Under the plan, immigrants would need to have arrived by Jan. 1, 2007, and would have to pass a background check, keep their job, stay out of legal trouble and pay a $1,000 fine.
Ultimately, they would be able to apply for permanent residency if they paid an additional $4,000 fine, knew English and returned to their native country before applying for a green card.
Immigrant rights advocates warily embraced the legislation for including all of the nation's estimated 12 million illegal immigrants.
They said it would enable such immigrants to come out of the shadows to work legally, get driver's licenses and be protected from deportation.
But Korean American leader Eun Sook Lee said the legalization provision was the only part of the Senate deal worth salvaging. She criticized the "unrealistic requirements" that some applicants return home to file their green card applications, and that they wait as long as 13 years to become citizens.
Angela Sanbrano, executive director of the Central American Resource Center in Los Angeles, said the proposed fines would be unaffordable to many immigrants, who typically earned less than $20,000 a year.
For Rios, 46, the proposed fees would be insurmountable.
"That's a lot of money," said Rios, who gave her second last name because she feared being discovered at work. "Being a single mother with three kids, it would be very hard."
And yet without papers, she lives in fear. Last month, Rios said, her landlord tried to evict her and her children from their Los Angeles studio apartment so he could raise the rent. Rios fought back, but she constantly worries about her family's future, she said. Her eldest child is in the country illegally, but her two others, ages 11 and 13, were born here.
Rios said she worried that the U.S. government wouldn't let her reenter the United States if she went to Mexico to file her green card application. "That's just what they say," she said. "But I don't think so."

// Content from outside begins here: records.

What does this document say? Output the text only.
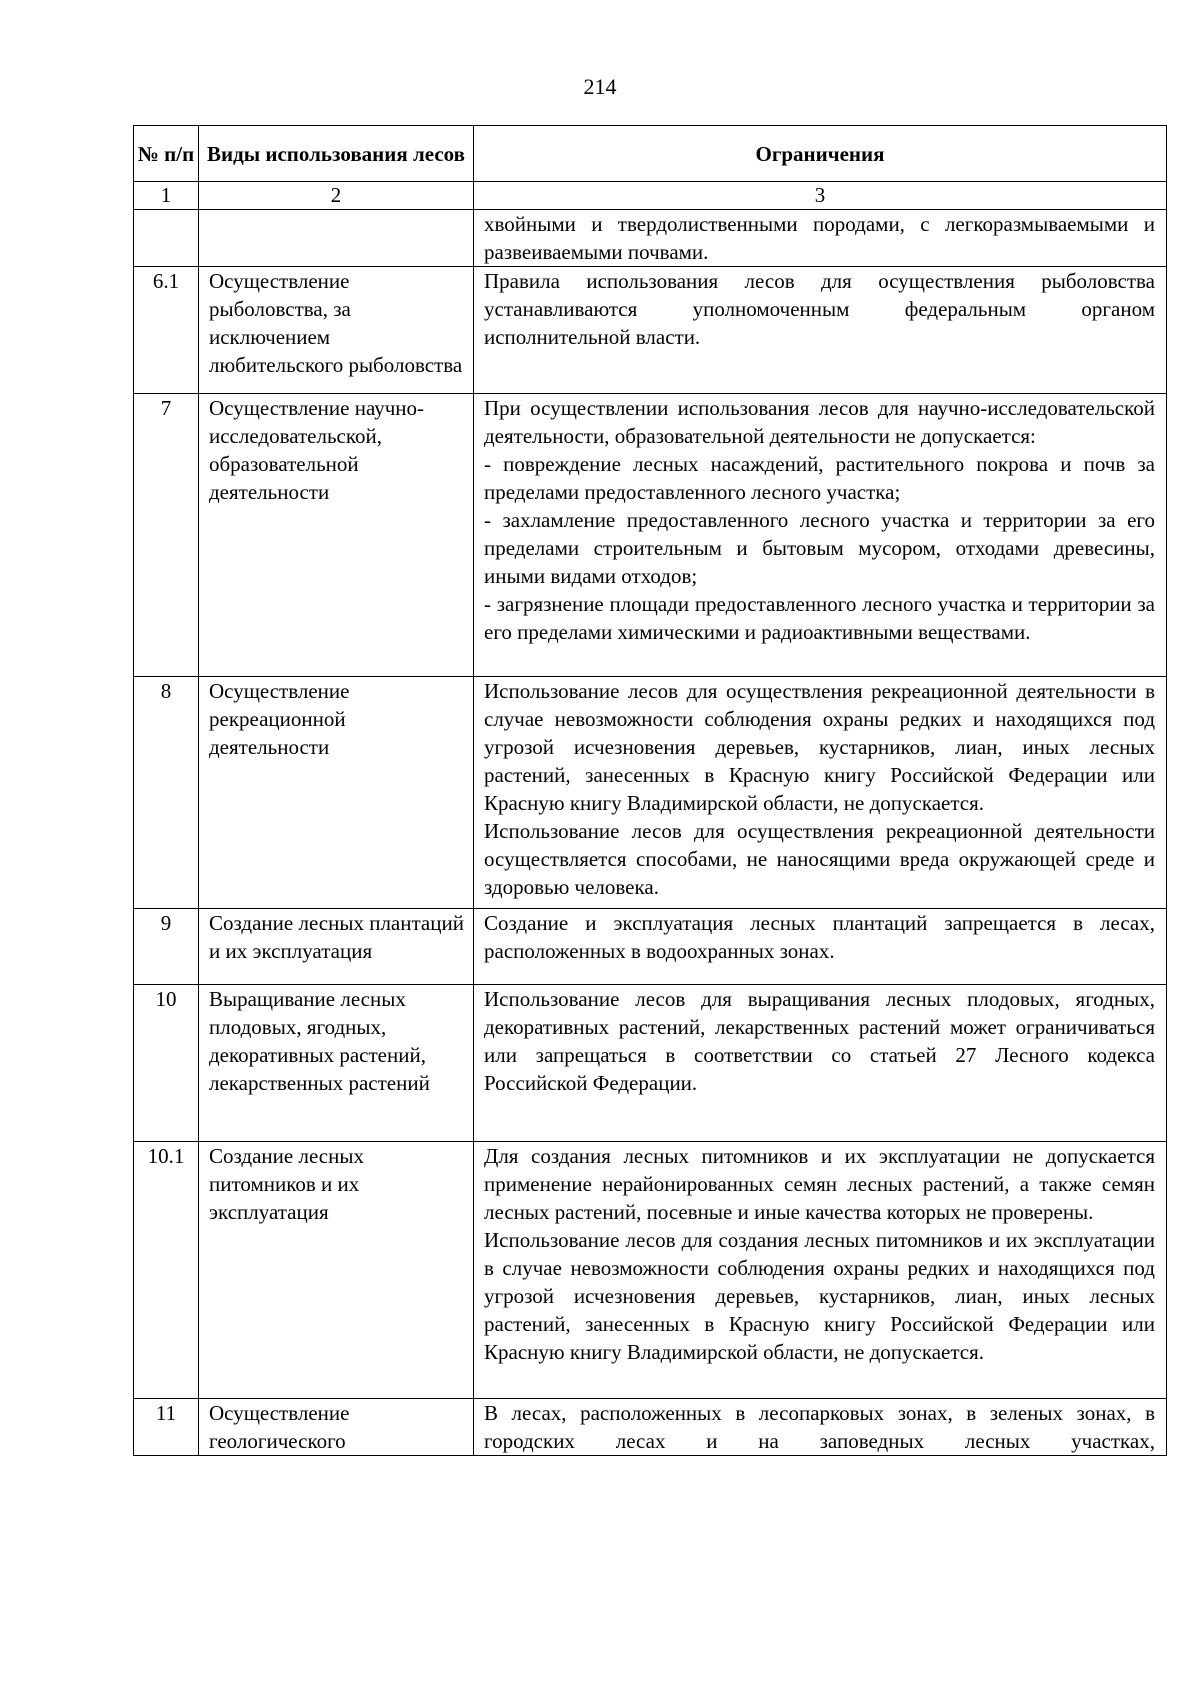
214
№ п/п	Виды использования лесов	Ограничения
1	2	3

		хвойными и твердолиственными породами, с легкоразмываемыми и развеиваемыми почвами.

6.1	Осуществление рыболовства, за исключением любительского рыболовства	Правила использования лесов для осуществления рыболовства устанавливаются уполномоченным федеральным органом исполнительной власти.

7	Осуществление научно-исследовательской, образовательной деятельности	При осуществлении использования лесов для научно-исследовательской деятельности, образовательной деятельности не допускается:
- повреждение лесных насаждений, растительного покрова и почв за пределами предоставленного лесного участка;
- захламление предоставленного лесного участка и территории за его пределами строительным и бытовым мусором, отходами древесины, иными видами отходов;
- загрязнение площади предоставленного лесного участка и территории за его пределами химическими и радиоактивными веществами.

8	Осуществление рекреационной деятельности	Использование лесов для осуществления рекреационной деятельности в случае невозможности соблюдения охраны редких и находящихся под угрозой исчезновения деревьев, кустарников, лиан, иных лесных растений, занесенных в Красную книгу Российской Федерации или Красную книгу Владимирской области, не допускается.
Использование лесов для осуществления рекреационной деятельности осуществляется способами, не наносящими вреда окружающей среде и здоровью человека.

9	Создание лесных плантаций и их эксплуатация	Создание и эксплуатация лесных плантаций запрещается в лесах, расположенных в водоохранных зонах.

10	Выращивание лесных плодовых, ягодных, декоративных растений, лекарственных растений	Использование лесов для выращивания лесных плодовых, ягодных, декоративных растений, лекарственных растений может ограничиваться или запрещаться в соответствии со статьей 27 Лесного кодекса Российской Федерации.

10.1	Создание лесных питомников и их эксплуатация	Для создания лесных питомников и их эксплуатации не допускается применение нерайонированных семян лесных растений, а также семян лесных растений, посевные и иные качества которых не проверены.
Использование лесов для создания лесных питомников и их эксплуатации в случае невозможности соблюдения охраны редких и находящихся под угрозой исчезновения деревьев, кустарников, лиан, иных лесных растений, занесенных в Красную книгу Российской Федерации или Красную книгу Владимирской области, не допускается.

11	Осуществление геологического	В лесах, расположенных в лесопарковых зонах, в зеленых зонах, в городских лесах и на заповедных лесных участках,
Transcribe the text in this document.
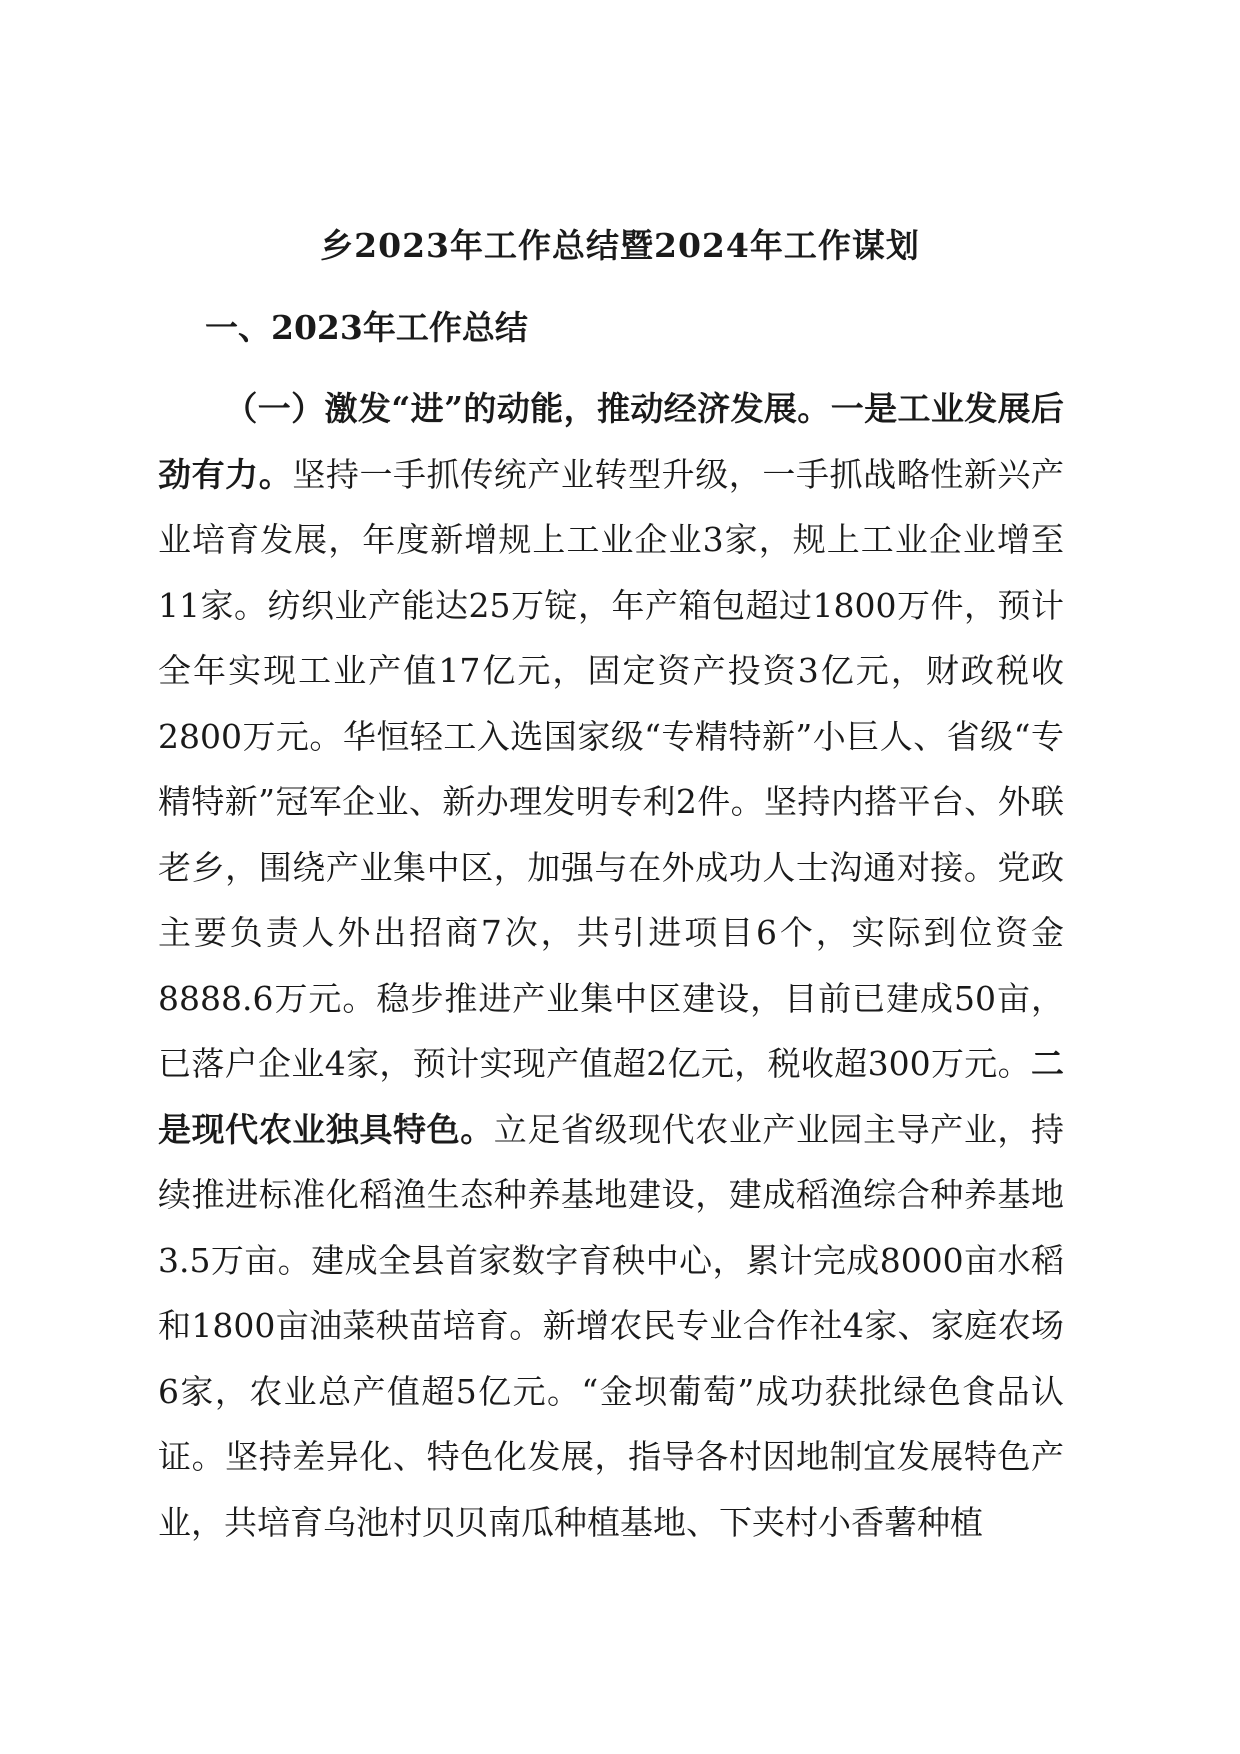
乡2023年工作总结暨2024年工作谋划
一、2023年工作总结

（一）激发“进”的动能，推动经济发展。一是工业发展后劲有力。坚持一手抓传统产业转型升级，一手抓战略性新兴产业培育发展，年度新增规上工业企业3家，规上工业企业增至11家。纺织业产能达25万锭，年产箱包超过1800万件，预计全年实现工业产值17亿元，固定资产投资3亿元，财政税收2800万元。华恒轻工入选国家级“专精特新”小巨人、省级“专精特新”冠军企业、新办理发明专利2件。坚持内搭平台、外联老乡，围绕产业集中区，加强与在外成功人士沟通对接。党政主要负责人外出招商7次，共引进项目6个，实际到位资金8888.6万元。稳步推进产业集中区建设，目前已建成50亩，已落户企业4家，预计实现产值超2亿元，税收超300万元。二是现代农业独具特色。立足省级现代农业产业园主导产业，持续推进标准化稻渔生态种养基地建设，建成稻渔综合种养基地3.5万亩。建成全县首家数字育秧中心，累计完成8000亩水稻和1800亩油菜秧苗培育。新增农民专业合作社4家、家庭农场6家，农业总产值超5亿元。“金坝葡萄”成功获批绿色食品认证。坚持差异化、特色化发展，指导各村因地制宜发展特色产业，共培育乌池村贝贝南瓜种植基地、下夹村小香薯种植
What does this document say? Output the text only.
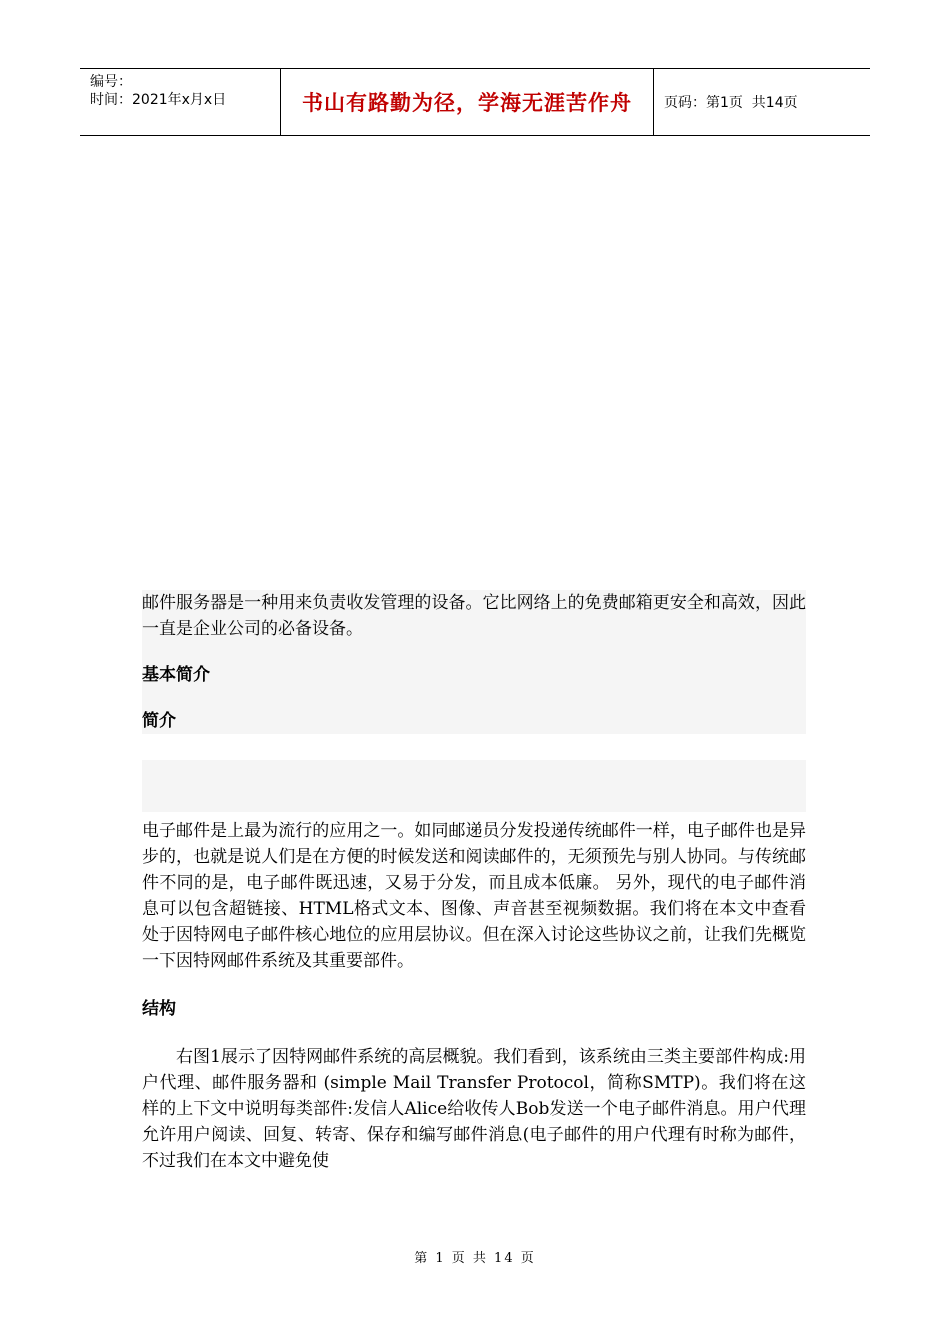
编号：
时间：2021年x月x日	书山有路勤为径，学海无涯苦作舟	页码：第1页  共14页

邮件服务器是一种用来负责收发管理的设备。它比网络上的免费邮箱更安全和高效，因此一直是企业公司的必备设备。

基本简介

简介

电子邮件是上最为流行的应用之一。如同邮递员分发投递传统邮件一样，电子邮件也是异步的，也就是说人们是在方便的时候发送和阅读邮件的，无须预先与别人协同。与传统邮件不同的是，电子邮件既迅速，又易于分发，而且成本低廉。 另外，现代的电子邮件消息可以包含超链接、HTML格式文本、图像、声音甚至视频数据。我们将在本文中查看处于因特网电子邮件核心地位的应用层协议。但在深入讨论这些协议之前，让我们先概览一下因特网邮件系统及其重要部件。

结构

右图1展示了因特网邮件系统的高层概貌。我们看到，该系统由三类主要部件构成:用户代理、邮件服务器和 (simple Mail Transfer Protocol，简称SMTP)。我们将在这样的上下文中说明每类部件:发信人Alice给收传人Bob发送一个电子邮件消息。用户代理允许用户阅读、回复、转寄、保存和编写邮件消息(电子邮件的用户代理有时称为邮件，不过我们在本文中避免使

第 1 页 共 14 页
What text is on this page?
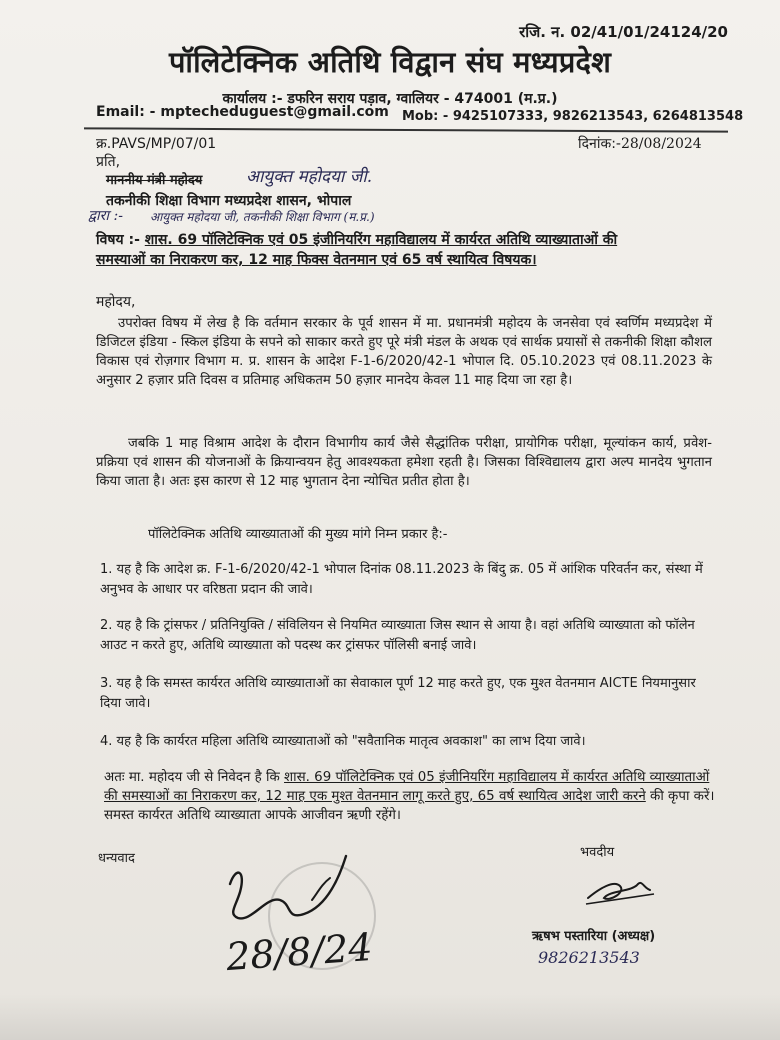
रजि. न. 02/41/01/24124/20
पॉलिटेक्निक अतिथि विद्वान संघ मध्यप्रदेश
कार्यालय :- डफरिन सराय पड़ाव, ग्वालियर - 474001 (म.प्र.)
Email: - mptecheduguest@gmail.com Mob: - 9425107333, 9826213543, 6264813548
क्र.PAVS/MP/07/01	दिनांक:-28/08/2024
प्रति,
माननीय मंत्री महोदय	आयुक्त महोदया जी.
तकनीकी शिक्षा विभाग मध्यप्रदेश शासन, भोपाल
द्वारा :- आयुक्त महोदया जी, तकनीकी शिक्षा विभाग (म.प्र.)
विषय :- शास. 69 पॉलिटेक्निक एवं 05 इंजीनियरिंग महाविद्यालय में कार्यरत अतिथि व्याख्याताओं की
समस्याओं का निराकरण कर, 12 माह फिक्स वेतनमान एवं 65 वर्ष स्थायित्व विषयक।
महोदय,
उपरोक्त विषय में लेख है कि वर्तमान सरकार के पूर्व शासन में मा. प्रधानमंत्री महोदय के जनसेवा एवं स्वर्णिम मध्यप्रदेश में डिजिटल इंडिया - स्किल इंडिया के सपने को साकार करते हुए पूरे मंत्री मंडल के अथक एवं सार्थक प्रयासों से तकनीकी शिक्षा कौशल विकास एवं रोज़गार विभाग म. प्र. शासन के आदेश F-1-6/2020/42-1 भोपाल दि. 05.10.2023 एवं 08.11.2023 के अनुसार 2 हज़ार प्रति दिवस व प्रतिमाह अधिकतम 50 हज़ार मानदेय केवल 11 माह दिया जा रहा है।
जबकि 1 माह विश्राम आदेश के दौरान विभागीय कार्य जैसे सैद्धांतिक परीक्षा, प्रायोगिक परीक्षा, मूल्यांकन कार्य, प्रवेश-प्रक्रिया एवं शासन की योजनाओं के क्रियान्वयन हेतु आवश्यकता हमेशा रहती है। जिसका विश्विद्यालय द्वारा अल्प मानदेय भुगतान किया जाता है। अतः इस कारण से 12 माह भुगतान देना न्योचित प्रतीत होता है।
पॉलिटेक्निक अतिथि व्याख्याताओं की मुख्य मांगे निम्न प्रकार है:-
1. यह है कि आदेश क्र. F-1-6/2020/42-1 भोपाल दिनांक 08.11.2023 के बिंदु क्र. 05 में आंशिक परिवर्तन कर, संस्था में अनुभव के आधार पर वरिष्ठता प्रदान की जावे।
2. यह है कि ट्रांसफर / प्रतिनियुक्ति / संविलियन से नियमित व्याख्याता जिस स्थान से आया है। वहां अतिथि व्याख्याता को फॉलेन आउट न करते हुए, अतिथि व्याख्याता को पदस्थ कर ट्रांसफर पॉलिसी बनाई जावे।
3. यह है कि समस्त कार्यरत अतिथि व्याख्याताओं का सेवाकाल पूर्ण 12 माह करते हुए, एक मुश्त वेतनमान AICTE नियमानुसार दिया जावे।
4. यह है कि कार्यरत महिला अतिथि व्याख्याताओं को "सवैतानिक मातृत्व अवकाश" का लाभ दिया जावे।
अतः मा. महोदय जी से निवेदन है कि शास. 69 पॉलिटेक्निक एवं 05 इंजीनियरिंग महाविद्यालय में कार्यरत अतिथि व्याख्याताओं की समस्याओं का निराकरण कर, 12 माह एक मुश्त वेतनमान लागू करते हुए, 65 वर्ष स्थायित्व आदेश जारी करने की कृपा करें। समस्त कार्यरत अतिथि व्याख्याता आपके आजीवन ऋणी रहेंगे।
धन्यवाद	भवदीय
28/8/24	ऋषभ पस्तारिया (अध्यक्ष)
9826213543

Baquiax, 37, said he fled Guatemala during the war about 15 years ago. He lost his petition for asylum and said he faced a deportation order.
Baquiax said he would eagerly pay the fine, but would be less willing to leave the country to file his paperwork.
"Legally, this program isn't going to work," he said. "We need amnesty, for everyone, without requirements."
On Thursday, Baquiax went to the Central American Resource Center to help with the campaign for legislation. He called the office of Sen. Dianne Feinstein (D-Calif.) and urged her to support legalization for undocumented immigrants.
Diaz, 40, who is working on her high school diploma, said the Senate proposal seemed like a good opportunity, especially for recent immigrants.
But Diaz, who came to the U.S. from Mexico as a teenager, said she didn't think she should have to wait so many years to obtain a green card or become a citizen.
At the same time, she isn't rushing to get her paperwork together.
"I have hope that there will be a program, but I don't trust that it will be this year," she said. Politicians "always talk, but nothing passes."